Былеев уезжал на другой день в Москву. Мы простились с ним у ворот нашего дома.
Вечером, лежа в постели и подумав о нашем разговоре, о том, как относиться к людям, – я невольно упрекнула себя, зачем не поблагодарила его за этот добрый совет.
Сегодня день моего совершеннолетия. Утром мама, крепко обняв меня, поздравила, заплакала и вдруг начала целовать без конца с какою-то страстною нежностью… Я стояла неподвижно, опустив руки… Я, которую до глубины души трогает всякая неожиданная ласка, – чувствовала, что внутри ничто не шевельнулось, что нет ответа на эти ласки.
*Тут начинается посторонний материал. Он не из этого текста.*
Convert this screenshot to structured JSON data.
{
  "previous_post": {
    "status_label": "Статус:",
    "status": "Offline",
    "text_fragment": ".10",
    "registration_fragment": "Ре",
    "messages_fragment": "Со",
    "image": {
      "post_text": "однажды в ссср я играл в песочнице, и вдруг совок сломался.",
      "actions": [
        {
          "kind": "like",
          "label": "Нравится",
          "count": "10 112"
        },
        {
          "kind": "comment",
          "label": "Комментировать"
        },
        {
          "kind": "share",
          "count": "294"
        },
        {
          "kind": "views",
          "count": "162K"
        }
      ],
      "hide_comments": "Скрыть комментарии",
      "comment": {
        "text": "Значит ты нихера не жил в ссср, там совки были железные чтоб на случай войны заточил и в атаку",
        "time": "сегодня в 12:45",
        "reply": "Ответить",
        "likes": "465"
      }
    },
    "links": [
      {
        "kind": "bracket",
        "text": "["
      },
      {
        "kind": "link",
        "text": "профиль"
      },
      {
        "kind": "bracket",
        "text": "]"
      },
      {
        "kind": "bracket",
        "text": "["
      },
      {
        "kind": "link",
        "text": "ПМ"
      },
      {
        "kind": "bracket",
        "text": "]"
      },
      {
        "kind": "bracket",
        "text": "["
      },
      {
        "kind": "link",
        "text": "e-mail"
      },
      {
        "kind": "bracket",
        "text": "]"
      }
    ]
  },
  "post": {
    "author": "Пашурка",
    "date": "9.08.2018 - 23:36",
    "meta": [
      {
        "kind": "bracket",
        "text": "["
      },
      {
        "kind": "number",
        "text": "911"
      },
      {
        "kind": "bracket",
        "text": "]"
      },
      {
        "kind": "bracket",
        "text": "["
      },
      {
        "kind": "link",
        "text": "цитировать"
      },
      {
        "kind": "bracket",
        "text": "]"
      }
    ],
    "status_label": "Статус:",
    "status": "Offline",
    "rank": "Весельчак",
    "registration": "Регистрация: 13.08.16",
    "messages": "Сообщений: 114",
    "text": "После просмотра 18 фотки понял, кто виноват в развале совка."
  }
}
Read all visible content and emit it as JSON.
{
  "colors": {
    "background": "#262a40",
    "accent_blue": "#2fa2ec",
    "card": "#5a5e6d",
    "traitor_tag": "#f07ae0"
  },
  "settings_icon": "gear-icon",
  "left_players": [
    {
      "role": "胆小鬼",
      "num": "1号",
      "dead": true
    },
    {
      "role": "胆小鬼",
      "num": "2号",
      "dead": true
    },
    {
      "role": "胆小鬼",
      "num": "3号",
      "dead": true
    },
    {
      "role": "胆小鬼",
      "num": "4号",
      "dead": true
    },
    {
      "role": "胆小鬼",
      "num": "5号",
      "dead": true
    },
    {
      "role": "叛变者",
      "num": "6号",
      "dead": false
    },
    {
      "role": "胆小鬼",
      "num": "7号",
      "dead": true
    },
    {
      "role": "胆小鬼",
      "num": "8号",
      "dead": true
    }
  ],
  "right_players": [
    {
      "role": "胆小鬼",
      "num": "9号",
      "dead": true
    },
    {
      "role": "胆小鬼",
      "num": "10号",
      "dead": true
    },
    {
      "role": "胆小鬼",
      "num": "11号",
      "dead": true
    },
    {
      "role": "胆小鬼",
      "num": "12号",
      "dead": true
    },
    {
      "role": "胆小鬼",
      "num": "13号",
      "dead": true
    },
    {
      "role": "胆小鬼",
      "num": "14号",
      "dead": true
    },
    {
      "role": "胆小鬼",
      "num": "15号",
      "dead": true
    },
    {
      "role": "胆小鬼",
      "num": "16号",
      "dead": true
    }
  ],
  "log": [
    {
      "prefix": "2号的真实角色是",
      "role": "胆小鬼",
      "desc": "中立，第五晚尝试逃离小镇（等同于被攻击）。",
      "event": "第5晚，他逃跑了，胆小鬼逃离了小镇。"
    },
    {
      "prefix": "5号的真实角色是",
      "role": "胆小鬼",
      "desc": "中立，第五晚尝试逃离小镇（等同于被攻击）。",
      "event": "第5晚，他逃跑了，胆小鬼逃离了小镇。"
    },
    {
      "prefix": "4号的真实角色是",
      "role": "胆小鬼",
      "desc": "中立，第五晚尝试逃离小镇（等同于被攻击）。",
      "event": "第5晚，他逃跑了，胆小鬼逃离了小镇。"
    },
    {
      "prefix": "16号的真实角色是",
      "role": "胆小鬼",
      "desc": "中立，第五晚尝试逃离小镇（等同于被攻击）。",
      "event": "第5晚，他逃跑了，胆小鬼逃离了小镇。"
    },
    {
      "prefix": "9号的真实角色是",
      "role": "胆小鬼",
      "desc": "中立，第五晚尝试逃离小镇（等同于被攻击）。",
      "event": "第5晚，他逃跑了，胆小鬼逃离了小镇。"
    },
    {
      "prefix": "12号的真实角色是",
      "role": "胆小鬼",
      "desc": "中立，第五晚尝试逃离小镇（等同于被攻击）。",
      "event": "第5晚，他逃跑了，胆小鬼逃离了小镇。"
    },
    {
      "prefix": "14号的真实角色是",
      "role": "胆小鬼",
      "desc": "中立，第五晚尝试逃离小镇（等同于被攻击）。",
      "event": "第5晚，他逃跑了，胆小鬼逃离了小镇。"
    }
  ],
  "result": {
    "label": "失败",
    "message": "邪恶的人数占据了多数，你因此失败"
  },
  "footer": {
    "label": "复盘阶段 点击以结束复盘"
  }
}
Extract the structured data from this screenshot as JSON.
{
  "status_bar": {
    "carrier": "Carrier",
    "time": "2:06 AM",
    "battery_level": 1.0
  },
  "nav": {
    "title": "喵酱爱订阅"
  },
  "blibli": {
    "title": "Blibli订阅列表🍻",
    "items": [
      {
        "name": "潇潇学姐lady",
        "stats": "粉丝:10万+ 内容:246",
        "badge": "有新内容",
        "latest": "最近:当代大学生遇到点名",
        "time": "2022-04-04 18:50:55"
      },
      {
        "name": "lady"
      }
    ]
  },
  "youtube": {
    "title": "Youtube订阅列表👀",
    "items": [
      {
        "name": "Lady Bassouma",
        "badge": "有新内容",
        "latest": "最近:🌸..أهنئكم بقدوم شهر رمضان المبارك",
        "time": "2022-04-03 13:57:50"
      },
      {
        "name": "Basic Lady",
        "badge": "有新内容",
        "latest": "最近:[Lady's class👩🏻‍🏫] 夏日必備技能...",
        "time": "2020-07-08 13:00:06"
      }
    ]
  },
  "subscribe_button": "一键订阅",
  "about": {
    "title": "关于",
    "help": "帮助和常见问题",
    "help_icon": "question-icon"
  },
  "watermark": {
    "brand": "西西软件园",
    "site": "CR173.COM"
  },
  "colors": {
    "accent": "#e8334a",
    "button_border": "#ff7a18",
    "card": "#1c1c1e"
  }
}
Я не сделала никакого движения, чтобы высвободиться из объятий мамы, и только время от времени, по какому-то чувству приличия, которое все же не позволяло мне не отвечать ничем на эти ласки, – машинально целовала ее руку… Уж теперь я не могу… полюбить ее вновь. Слишком много вынесено, слишком часто ко мне были жестоки; перед тою же матерью, которая, поддавшись минутному настроению, обнимала и целовала меня, – мне приходилось плакать мучительными слезами горя, и в ответ встречала я злую, холодную насмешку. Миновало теперь это время, мне уже не больно, слез больше нет, – но зато и рука моя не поднялась обнять маму… Я вежливо благодарила ее за подарок и поздравление, почтительно целовала ее руку; – я была искренна, как всегда; язык не повернулся сказать те слова, которых не было на сердце.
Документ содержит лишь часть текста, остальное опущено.